Entity Confidence

Each extracted entity has an associated confidence value between 0 and 1. The value denotes the likelihood that the entity is an actual entity per the algorithm. In order to eliminate noise Idyl E3 offers some methods for filtering out low confidence entities. The entities that are filtered out are simply not returned in response to an extraction API call. Refer to Idyl E3’s Configuration for instructions on how to select which method to use.

Entities extracted by a plugin that performs regular expression-based or dictionary-based extraction are assigned a confidence value of 1.0 and are never filtered.

Entity Filtering Methods

Simple Confidence Filtering

The first method filters out entities with having a confidence lower than some arbitrary value. The extraction API includes a confidence threshold parameter. (Refer to the API documentation to learn how to provide the parameter in an API call.) Each extracted entity whose confidence is lower than the threshold will not be returned. This method of entity filtering is fast but is very rigid.

To summarize this method:

  1. An entity extraction request is received containing a confidence threshold.
  2. If an extracted entity’s confidence is greater than or equal to the confidence threshold the entity is returned in the response. Otherwise the entity is filtered out of the response.

Hueristic Confidence Filtering

A second method of entity confidence filtering uses heuristics. As entities are extracted Idyl E3 tracks the entity confidences per model. When a large enough sample of entity confidences has been tracked, Idyl E3 will begin filtering the entities based on the mean of the confidences and how statistically significant an entity’s confidence is from the mean.

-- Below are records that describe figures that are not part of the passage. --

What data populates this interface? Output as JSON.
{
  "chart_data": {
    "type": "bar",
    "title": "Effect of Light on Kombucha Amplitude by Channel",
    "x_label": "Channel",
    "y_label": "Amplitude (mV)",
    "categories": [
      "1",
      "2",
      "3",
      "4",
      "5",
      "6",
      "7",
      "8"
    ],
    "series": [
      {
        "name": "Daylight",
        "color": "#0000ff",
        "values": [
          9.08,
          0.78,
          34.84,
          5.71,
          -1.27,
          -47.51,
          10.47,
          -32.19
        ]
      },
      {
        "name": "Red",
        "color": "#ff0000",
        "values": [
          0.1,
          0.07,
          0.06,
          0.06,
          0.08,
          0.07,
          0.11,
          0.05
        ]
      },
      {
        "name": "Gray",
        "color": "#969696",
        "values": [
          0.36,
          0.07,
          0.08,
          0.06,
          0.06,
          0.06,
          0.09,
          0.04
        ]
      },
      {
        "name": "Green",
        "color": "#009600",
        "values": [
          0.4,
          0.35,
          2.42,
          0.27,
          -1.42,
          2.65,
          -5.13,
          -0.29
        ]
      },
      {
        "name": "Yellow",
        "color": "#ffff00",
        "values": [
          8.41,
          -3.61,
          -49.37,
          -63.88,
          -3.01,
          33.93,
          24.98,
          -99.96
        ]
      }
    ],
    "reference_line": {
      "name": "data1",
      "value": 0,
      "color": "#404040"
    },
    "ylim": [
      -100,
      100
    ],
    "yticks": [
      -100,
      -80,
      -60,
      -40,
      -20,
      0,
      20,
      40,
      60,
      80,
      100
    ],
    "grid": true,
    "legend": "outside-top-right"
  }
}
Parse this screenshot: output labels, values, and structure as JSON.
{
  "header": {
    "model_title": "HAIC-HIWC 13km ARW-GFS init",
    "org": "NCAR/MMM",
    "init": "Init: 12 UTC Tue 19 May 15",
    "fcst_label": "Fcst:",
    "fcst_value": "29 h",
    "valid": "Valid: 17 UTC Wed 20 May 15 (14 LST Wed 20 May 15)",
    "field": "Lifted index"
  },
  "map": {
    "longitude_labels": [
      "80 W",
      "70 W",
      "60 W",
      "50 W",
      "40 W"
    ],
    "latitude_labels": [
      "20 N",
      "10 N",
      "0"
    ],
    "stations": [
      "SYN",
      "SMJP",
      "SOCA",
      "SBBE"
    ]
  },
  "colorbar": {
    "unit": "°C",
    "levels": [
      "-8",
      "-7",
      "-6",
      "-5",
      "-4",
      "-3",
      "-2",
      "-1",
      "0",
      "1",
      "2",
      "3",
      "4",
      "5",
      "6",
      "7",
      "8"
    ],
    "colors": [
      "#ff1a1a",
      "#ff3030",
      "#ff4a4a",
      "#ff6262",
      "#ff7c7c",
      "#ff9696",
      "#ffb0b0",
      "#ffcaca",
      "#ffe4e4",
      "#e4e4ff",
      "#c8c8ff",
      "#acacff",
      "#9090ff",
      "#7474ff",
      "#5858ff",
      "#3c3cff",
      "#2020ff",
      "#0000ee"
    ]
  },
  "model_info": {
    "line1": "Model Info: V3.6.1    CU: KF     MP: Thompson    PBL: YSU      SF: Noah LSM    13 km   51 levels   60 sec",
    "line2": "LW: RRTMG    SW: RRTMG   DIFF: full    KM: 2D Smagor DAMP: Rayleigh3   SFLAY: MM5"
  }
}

Until Idyl E3 has accumulated a large enough sample the entity filtering will be performed simply by comparing the confidence threshold. Even after the collected sample is sufficient if an entity’s confidence is greater than the threshold the entity will not be filtered and will always be returned.

Overall, this filtering is less rigid than simply filtering by a confidence threshold.

To summarize this method:

  1. An entity extraction request is received containing a confidence threshold.
  2. If an extracted entity’s confidence is greater than or equal to the confidence threshold the entity is returned in the response.
  3. If Idyl E3 has collected a large enough sample it will compare confidence with the sampled mean. Otherwise the entity is filtered out of the response and request processing ends.
  4. If the entity’s confidence is statistically significant to the mean it will be returned in the response. Otherwise the entity is filtered out of the response.

Selecting the Confidence Filtering Method

Refer to the Configuration for details on selecting an entity confidence filtering method.